Ob in der drückend heißen Sommersonne oder den langen Winterregen: Dieses Mädchen gab nicht auf. Im Alter von 10 Jahren lief Maninha Xukuru barfuß den sieben Kilometer lange Feldweg zu der Ortsschule im Palmeira dos Índios, Alagoas. Mit 18 verließ sie die Siedlung; sie zog nach Recife, der Hauptstadt von Pernambuco, wo sie von Funai (National Indigenous Foundation) (Staatliche Ureinwohner Stiftung) ein Stipendium erhielt, um einen Vorbereitungskurs für die Universität zu absolvieren. “Fünf Monate später wurde ich dazu aufgefordert zu gehen. Funai hatte nur die ersten beiden Monate bezahlt.” Sie bekam eine Stelle als Verkäuferin, aber ihr Lohn reichte nicht aus. “Es war ein schrecklicher Schock. Ich hatte niemals außerhalb der Siedlung gelebt und konnte jetzt nicht mehr eine Xukuru-Kariri und auch kein Stadtmensch sein.”

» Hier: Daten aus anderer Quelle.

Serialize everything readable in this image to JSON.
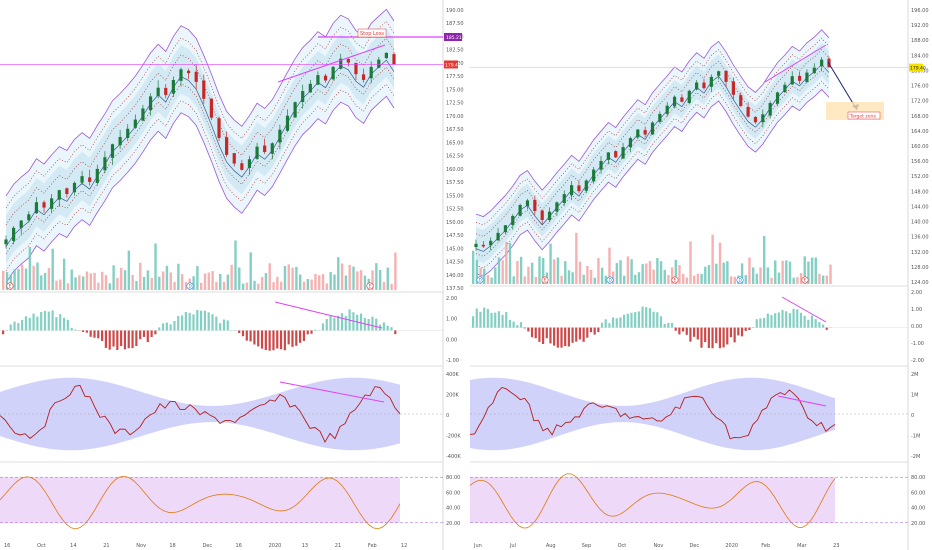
{
  "chart_data": [
    {
      "type": "candlestick",
      "name_on_chart": "",
      "price_axis_ticks": [
        "190.00",
        "187.50",
        "185.00",
        "182.50",
        "180.00",
        "177.50",
        "175.00",
        "172.50",
        "170.00",
        "167.50",
        "165.00",
        "162.50",
        "160.00",
        "157.50",
        "155.00",
        "152.50",
        "150.00",
        "147.50",
        "145.00",
        "142.50",
        "140.00",
        "137.50"
      ],
      "price_range": [
        137.5,
        191.5
      ],
      "close_series": [
        143.2,
        145.6,
        147.1,
        148.4,
        150.9,
        149.8,
        151.7,
        153.4,
        152.6,
        154.9,
        156.3,
        155.1,
        157.8,
        160.2,
        162.9,
        164.4,
        166.1,
        168.0,
        170.3,
        172.8,
        174.6,
        173.1,
        176.2,
        178.4,
        177.6,
        175.8,
        172.3,
        168.4,
        164.2,
        160.7,
        158.9,
        157.6,
        159.8,
        162.4,
        161.3,
        163.1,
        165.9,
        168.8,
        171.6,
        173.9,
        175.4,
        177.2,
        176.1,
        178.9,
        180.6,
        179.8,
        177.4,
        176.2,
        178.9,
        180.4,
        181.8,
        179.4
      ],
      "stop_loss_label": "Stop Loss",
      "stop_loss_value": "185.21",
      "last_price_label": "179.40",
      "time_axis_labels": [
        "16",
        "Oct",
        "14",
        "21",
        "Nov",
        "18",
        "Dec",
        "16",
        "2020",
        "13",
        "21",
        "Feb",
        "12"
      ],
      "event_markers": [
        "E",
        "D",
        "E"
      ],
      "macd_ticks": [
        "2.00",
        "1.00",
        "0.00",
        "-1.00"
      ],
      "oscillator_ticks": [
        "400K",
        "200K",
        "0",
        "-200K",
        "-400K"
      ],
      "rsi_ticks": [
        "80.00",
        "60.00",
        "40.00",
        "20.00"
      ]
    },
    {
      "type": "candlestick",
      "price_axis_ticks": [
        "196.00",
        "192.00",
        "188.00",
        "184.00",
        "180.00",
        "176.00",
        "172.00",
        "168.00",
        "164.00",
        "160.00",
        "156.00",
        "152.00",
        "148.00",
        "144.00",
        "140.00",
        "136.00",
        "132.00",
        "128.00",
        "124.00"
      ],
      "price_range": [
        121,
        198
      ],
      "close_series": [
        126.2,
        125.4,
        127.1,
        129.5,
        131.8,
        134.6,
        137.9,
        139.3,
        136.1,
        133.4,
        135.9,
        138.7,
        141.2,
        143.9,
        142.1,
        145.3,
        148.6,
        151.2,
        153.8,
        152.3,
        155.4,
        158.1,
        160.7,
        159.2,
        162.8,
        165.4,
        167.9,
        170.6,
        169.1,
        172.4,
        174.9,
        173.2,
        176.6,
        178.3,
        175.1,
        171.2,
        167.8,
        164.6,
        162.9,
        165.3,
        168.7,
        171.9,
        174.2,
        176.8,
        175.4,
        177.9,
        179.6,
        181.8,
        179.4
      ],
      "last_price_label": "179.40",
      "target_label": "Target zone",
      "time_axis_labels": [
        "Jun",
        "Jul",
        "Aug",
        "Sep",
        "Oct",
        "Nov",
        "Dec",
        "2020",
        "Feb",
        "Mar",
        "23"
      ],
      "event_markers": [
        "D",
        "E",
        "D",
        "E",
        "D",
        "E"
      ],
      "macd_ticks": [
        "2.00",
        "1.00",
        "0.00",
        "-1.00",
        "-2.00"
      ],
      "oscillator_ticks": [
        "2M",
        "1M",
        "0",
        "-1M",
        "-2M"
      ],
      "rsi_ticks": [
        "80.00",
        "60.00",
        "40.00",
        "20.00"
      ]
    }
  ],
  "colors": {
    "up": "#1b7a3a",
    "down": "#c62828",
    "band_fill": "#d9eef7",
    "band_line": "#9b59d6",
    "annotation": "#e040fb",
    "target_arrow": "#1a237e",
    "rsi_fill": "#e7c9f5",
    "volume_up": "#6fc7b8",
    "volume_down": "#f4a3a3",
    "oscillator_band": "#7c7ff0"
  }
}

1989, als Maninha Xukuru noch in Recife lebte, hatte sie ihren ersten öffentlicher Auftritt an der Seite indigener Oberhäupter in der Forderung nach staatlichen Krankenhäusern. “Da begriff ich, wer ich war.” Sie kehrte in die Siedlung zurück und fand ihr Volk wegen kleinster Landstücke gegeneinander kämpfend vor; sie begann, Treffen zu organisieren. Derzeit leben 1.300 Xukuru-Kariris in sechs Siedlungen auf einer Fläche von circa 1.000 Hektar. “Unser Kampf wird lang dauern; uns stehen 15.000 Hektar zu.”
Einige Eroberungen, die ihr Stamm vollbrachte, waren der Aufbau von Gesundheitszentren und einer Schule. Sie fing an, sich mit anderen ethnischen Anführern und Anführerinnen zu treffen und in Foren in anderen Staaten mitzuarbeiten. 1994 wirkte sie bei der Gründung von APOINME (Selbstausdruck von Indigenen Menschen) mit, deren Koordinatorin sie ist. Selbst angesichts von Morddrohungen gibt sie nicht auf: “Ich wurde in eine Kriegerfamilie geboren. Unser Kampf liegt uns im Blut.”
1989, als Maninha Xukuru noch in Recife lebte, hatte sie ihren ersten öffentlicher Auftritt an der Seite indigener Oberhäupter in der Forderung nach staatlichen Krankenhäusern. “Da begriff ich, wer ich war.” Sie kehrte in die Siedlung zurück und fand ihr Volk wegen kleinster Landstücke gegeneinander kämpfend vor; sie begann, Treffen zu organisieren. Derzeit leben 1.300 Xukuru-Kariris in sechs Siedlungen auf einer Fläche von circa 1.000 Hektar. “Unser Kampf wird lang dauern; uns stehen 15.000 Hektar zu.”
Einige Eroberungen, die ihr Stamm vollbrachte, waren der Aufbau von Gesundheitszentren und einer Schule. Sie fing an, sich mit anderen ethnischen Anführern und Anführerinnen zu treffen und in Foren in anderen Staaten mitzuarbeiten. 1994 wirkte sie bei der Gründung von APOINME (Selbstausdruck von Indigenen Menschen) mit, deren Koordinatorin sie ist. Selbst angesichts von Morddrohungen gibt sie nicht auf: “Ich wurde in eine Kriegerfamilie geboren. Unser Kampf liegt uns im Blut.”